The COVID-19 pandemic has plunged the US economy into a crisis unseen since the Great Depression of the 1930s.

As of mid-May, 36.5 million Americans had filed for unemployment benefits in the preceding two months. The federal government has so far passed a $2 trillion stimulus package, the largest in US history, to support laid-off workers and struggling businesses. A second, even larger, stimulus package is in the works.

While there is no silver bullet to the economic harms precipitated by the coronavirus outbreak, there is one course of action available to the federal government that would, according to New Frontier Data, create an estimated 1.6 million jobs and bring in nearly $130 billion in tax revenue by 2025: the end of marijuana prohibition.

To ignore the potential of federal cannabis legalization to help counter the intensified economic hardship experienced by millions of Americans, especially when the measure enjoys consistent majority support, would be nothing less than an act of national self-harm.

In many ways, the US is at a similar juncture as it found itself in 1930, not only due to the huge economic downturn, but also because the federal prohibition of alcohol was then in full swing. The Great Depression helped create a stronger impetus among the public and lawmakers to end the prohibition experiment. Its repeal in 1933 helped pave the way for Franklin Delano Roosevelt’s New Deal projects, which provided jobs to millions of Americans and greatly expanded the nation’s social security programs. For illustration, the federal government collected $420 million in income tax in 1934, but $1.35 billion in alcohol and other excise taxes that year.
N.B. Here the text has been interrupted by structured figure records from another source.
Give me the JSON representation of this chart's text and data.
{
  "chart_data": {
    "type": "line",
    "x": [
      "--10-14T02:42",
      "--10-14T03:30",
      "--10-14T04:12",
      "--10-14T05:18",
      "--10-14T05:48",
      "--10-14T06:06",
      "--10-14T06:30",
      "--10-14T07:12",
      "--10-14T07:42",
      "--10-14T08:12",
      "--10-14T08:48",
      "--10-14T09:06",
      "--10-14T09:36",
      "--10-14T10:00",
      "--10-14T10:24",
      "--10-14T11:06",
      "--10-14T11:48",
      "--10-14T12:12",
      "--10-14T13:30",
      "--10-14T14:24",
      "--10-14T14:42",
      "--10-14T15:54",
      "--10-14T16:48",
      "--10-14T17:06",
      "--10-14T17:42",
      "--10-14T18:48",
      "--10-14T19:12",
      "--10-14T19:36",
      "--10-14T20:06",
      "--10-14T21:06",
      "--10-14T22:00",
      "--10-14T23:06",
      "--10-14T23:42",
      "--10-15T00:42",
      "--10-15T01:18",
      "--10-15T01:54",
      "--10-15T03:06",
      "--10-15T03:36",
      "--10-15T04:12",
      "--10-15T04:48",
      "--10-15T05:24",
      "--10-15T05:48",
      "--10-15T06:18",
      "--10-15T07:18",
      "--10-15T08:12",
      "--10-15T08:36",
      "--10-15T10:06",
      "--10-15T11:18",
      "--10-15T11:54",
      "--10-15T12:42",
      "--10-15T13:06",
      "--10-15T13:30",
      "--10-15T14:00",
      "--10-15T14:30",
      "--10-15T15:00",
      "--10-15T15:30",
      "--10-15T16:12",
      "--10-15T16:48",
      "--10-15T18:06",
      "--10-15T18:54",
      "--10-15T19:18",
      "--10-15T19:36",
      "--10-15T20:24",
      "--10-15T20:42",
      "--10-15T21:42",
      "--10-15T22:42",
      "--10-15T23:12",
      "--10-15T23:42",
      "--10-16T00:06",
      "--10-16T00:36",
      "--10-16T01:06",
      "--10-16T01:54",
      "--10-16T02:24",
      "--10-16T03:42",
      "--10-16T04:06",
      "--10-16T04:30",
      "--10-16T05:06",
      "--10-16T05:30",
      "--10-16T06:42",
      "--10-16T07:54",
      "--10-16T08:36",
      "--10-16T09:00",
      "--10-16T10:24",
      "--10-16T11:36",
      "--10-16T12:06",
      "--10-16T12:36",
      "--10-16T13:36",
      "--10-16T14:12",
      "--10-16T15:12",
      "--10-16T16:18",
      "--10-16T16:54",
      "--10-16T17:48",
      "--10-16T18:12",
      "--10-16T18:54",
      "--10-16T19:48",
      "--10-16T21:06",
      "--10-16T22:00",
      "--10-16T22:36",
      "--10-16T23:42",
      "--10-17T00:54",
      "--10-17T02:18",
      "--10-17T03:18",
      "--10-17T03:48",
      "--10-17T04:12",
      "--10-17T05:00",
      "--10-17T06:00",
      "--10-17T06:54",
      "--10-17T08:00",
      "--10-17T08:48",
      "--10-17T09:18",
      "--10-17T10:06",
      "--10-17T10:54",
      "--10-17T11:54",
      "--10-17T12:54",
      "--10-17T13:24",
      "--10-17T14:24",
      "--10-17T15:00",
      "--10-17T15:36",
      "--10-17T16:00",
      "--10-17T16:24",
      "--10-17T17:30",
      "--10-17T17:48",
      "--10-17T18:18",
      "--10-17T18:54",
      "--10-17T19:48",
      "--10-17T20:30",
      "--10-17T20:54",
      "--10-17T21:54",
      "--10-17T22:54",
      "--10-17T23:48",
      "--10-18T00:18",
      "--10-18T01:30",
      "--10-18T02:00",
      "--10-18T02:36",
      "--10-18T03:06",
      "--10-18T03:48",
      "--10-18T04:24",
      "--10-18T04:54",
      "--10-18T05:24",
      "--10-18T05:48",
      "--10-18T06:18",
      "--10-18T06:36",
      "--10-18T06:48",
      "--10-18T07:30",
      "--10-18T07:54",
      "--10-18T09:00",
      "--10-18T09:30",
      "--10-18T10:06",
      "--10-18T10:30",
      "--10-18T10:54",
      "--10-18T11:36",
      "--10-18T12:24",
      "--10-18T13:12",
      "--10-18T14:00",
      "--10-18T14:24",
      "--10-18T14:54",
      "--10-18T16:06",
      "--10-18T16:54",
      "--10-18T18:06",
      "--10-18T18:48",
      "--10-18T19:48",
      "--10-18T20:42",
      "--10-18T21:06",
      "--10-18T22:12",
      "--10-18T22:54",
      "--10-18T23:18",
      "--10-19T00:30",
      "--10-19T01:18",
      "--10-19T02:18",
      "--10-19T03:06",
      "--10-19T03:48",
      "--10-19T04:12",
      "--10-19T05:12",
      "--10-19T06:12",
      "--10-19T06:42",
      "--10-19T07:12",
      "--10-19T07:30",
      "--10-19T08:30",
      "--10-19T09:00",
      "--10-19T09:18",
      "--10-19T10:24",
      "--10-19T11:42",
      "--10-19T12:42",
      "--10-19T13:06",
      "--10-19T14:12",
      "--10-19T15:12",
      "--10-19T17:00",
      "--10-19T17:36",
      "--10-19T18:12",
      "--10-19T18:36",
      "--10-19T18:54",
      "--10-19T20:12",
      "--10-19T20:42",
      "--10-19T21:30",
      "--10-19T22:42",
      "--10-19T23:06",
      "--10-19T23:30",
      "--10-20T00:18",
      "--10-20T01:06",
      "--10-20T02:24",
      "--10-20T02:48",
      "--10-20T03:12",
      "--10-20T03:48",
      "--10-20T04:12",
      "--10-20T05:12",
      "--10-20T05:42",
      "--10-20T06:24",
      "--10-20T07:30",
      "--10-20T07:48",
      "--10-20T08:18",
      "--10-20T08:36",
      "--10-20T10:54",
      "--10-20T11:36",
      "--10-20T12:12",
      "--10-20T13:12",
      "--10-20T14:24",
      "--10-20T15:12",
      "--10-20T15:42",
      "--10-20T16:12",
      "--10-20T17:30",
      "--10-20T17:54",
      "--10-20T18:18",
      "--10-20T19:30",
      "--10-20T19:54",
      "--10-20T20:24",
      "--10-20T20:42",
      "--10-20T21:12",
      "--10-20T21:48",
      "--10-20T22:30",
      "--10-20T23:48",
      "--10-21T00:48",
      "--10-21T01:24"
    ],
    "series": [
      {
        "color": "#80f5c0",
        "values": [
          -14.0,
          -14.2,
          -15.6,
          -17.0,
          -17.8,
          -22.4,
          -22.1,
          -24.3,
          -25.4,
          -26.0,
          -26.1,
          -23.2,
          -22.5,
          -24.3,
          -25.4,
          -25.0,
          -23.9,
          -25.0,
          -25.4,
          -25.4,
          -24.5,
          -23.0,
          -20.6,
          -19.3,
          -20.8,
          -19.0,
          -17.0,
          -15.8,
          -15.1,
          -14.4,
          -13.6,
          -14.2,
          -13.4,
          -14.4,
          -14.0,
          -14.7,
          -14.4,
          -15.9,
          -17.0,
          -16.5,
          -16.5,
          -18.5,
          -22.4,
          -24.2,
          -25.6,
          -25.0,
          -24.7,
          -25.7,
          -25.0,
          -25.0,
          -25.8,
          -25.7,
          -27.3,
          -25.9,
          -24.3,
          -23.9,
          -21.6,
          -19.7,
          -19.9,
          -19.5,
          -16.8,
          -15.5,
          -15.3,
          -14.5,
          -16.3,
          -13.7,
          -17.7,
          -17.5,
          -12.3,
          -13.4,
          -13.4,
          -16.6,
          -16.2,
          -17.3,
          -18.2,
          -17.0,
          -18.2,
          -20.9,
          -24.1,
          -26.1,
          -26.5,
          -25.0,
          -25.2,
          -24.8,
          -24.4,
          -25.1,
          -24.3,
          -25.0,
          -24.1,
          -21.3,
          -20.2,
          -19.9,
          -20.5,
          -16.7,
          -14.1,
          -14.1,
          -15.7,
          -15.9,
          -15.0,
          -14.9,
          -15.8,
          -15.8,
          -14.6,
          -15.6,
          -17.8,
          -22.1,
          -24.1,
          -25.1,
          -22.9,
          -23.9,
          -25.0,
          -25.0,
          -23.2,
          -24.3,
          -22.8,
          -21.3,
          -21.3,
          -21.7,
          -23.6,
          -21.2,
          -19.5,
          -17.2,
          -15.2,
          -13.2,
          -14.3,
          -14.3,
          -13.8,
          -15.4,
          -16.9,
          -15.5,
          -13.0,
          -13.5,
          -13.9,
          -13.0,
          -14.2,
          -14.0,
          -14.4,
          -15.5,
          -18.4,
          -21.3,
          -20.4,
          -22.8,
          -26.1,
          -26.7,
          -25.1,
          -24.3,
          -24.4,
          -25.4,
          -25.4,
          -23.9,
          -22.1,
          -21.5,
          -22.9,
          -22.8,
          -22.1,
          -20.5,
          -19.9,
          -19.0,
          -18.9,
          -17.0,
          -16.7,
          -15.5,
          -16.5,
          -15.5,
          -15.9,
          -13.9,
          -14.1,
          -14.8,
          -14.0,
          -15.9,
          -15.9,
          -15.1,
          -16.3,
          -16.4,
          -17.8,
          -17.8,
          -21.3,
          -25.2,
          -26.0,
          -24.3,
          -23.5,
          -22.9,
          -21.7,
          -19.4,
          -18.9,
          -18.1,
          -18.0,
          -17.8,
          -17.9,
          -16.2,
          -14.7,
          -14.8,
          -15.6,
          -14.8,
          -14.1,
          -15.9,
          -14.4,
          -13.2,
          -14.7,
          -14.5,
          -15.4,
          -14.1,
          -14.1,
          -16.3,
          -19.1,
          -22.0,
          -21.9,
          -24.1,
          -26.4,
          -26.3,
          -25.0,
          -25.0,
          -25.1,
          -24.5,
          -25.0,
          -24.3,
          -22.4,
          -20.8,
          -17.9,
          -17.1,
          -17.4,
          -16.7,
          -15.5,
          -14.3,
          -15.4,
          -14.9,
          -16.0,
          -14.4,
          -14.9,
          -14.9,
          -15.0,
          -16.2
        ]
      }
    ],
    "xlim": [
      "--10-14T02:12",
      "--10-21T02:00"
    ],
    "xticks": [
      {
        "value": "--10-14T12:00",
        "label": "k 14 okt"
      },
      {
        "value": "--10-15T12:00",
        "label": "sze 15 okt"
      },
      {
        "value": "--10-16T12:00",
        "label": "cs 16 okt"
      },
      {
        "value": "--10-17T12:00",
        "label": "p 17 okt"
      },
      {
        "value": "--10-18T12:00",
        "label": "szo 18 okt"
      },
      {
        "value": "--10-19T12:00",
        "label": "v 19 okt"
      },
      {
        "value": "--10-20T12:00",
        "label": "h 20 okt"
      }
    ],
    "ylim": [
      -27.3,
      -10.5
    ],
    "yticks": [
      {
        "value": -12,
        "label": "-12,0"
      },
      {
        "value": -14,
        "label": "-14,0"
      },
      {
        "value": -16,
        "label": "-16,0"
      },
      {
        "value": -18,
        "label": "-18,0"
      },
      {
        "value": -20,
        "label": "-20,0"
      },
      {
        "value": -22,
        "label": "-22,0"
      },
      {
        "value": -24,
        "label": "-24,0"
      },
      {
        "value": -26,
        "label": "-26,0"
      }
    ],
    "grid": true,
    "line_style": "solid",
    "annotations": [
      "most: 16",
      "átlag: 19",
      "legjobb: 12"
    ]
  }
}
The eleven states that have legalized adult-use cannabis have largely recognized the importance of the marijuana industry during the COVID-19 pandemic. Only Massachusetts initially refused to deem marijuana dispensaries as an essential service that should remain open during its statewide lockdown, but Gov. Charlie Baker reversed this decision late last month. States and jurisdictions such as Washington, D.C. went further and enacted legislation to facilitate home deliveries and curbside pickups of marijuana to ensure continued access while minimizing the risk of spreading the virus.

While legal cannabis states deemed the industry essential, momentum behind marijuana legalization efforts faltered elsewhere as lawmakers and state officials grappled to contain the virus and cushion the economic impact. The governor of New Mexico lamented the fact that her administration had been unable to pass legislation to legalize adult-use cannabis before the coronavirus outbreak, as the extra tax income would have helped with the state’s economic relief efforts. Illinois, where marijuana legalization came into effect at the beginning of this year, is proof of this potential tax windfall. The state reported more than $3 million in sales on day one of legal cannabis sales, while $37 million of marijuana was sold in April during lockdown measures.

But by and large, for an industry with impressive sales figures and nearly 250,000 full-time workers – more than four times that employed in coal – federal support during the coronavirus outbreak has been sorely lacking. Marijuana businesses are not eligible for federal assistance owing to the plant’s status as a Schedule I controlled substance, but another of the significant obstacles the industry faces is its exclusion from sourcing basic financial services. Banks and other financial institutions are fearful of working with cannabis businesses in case the federal government decides to intervene. This means that already-struggling marijuana businesses without federal support also have to operate in cash, thus increasing their costs and the risk of theft.

The Democrat-led House of Representative recognized this problem by including provisions of the SAFE Banking Act in the second coronavirus stimulus package it recently passed, to the dismay of many Republican lawmakers. The SAFE Banking Act was first passed by the House last year, but is now languishing in the Republican-controlled Senate.

The potential for marijuana legalization to aid the nation’s recovery after the pandemic extends beyond cold economic calculations. Fundamentally, the argument for ending cannabis prohibition is one for racial justice. The 70 year War on Drugs was from the beginning rooted in racism, and these foundations inform how prohibition is enforced today. While cannabis consumption rates between racial groups are near identical, people of color are still four times more likely to be arrested for marijuana possession in the US than white people. As protests over the death of George Floyd rage on across the US, it is important to remember that a post-pandemic economic recovery must be rooted in racial justice or it will be no recovery at all.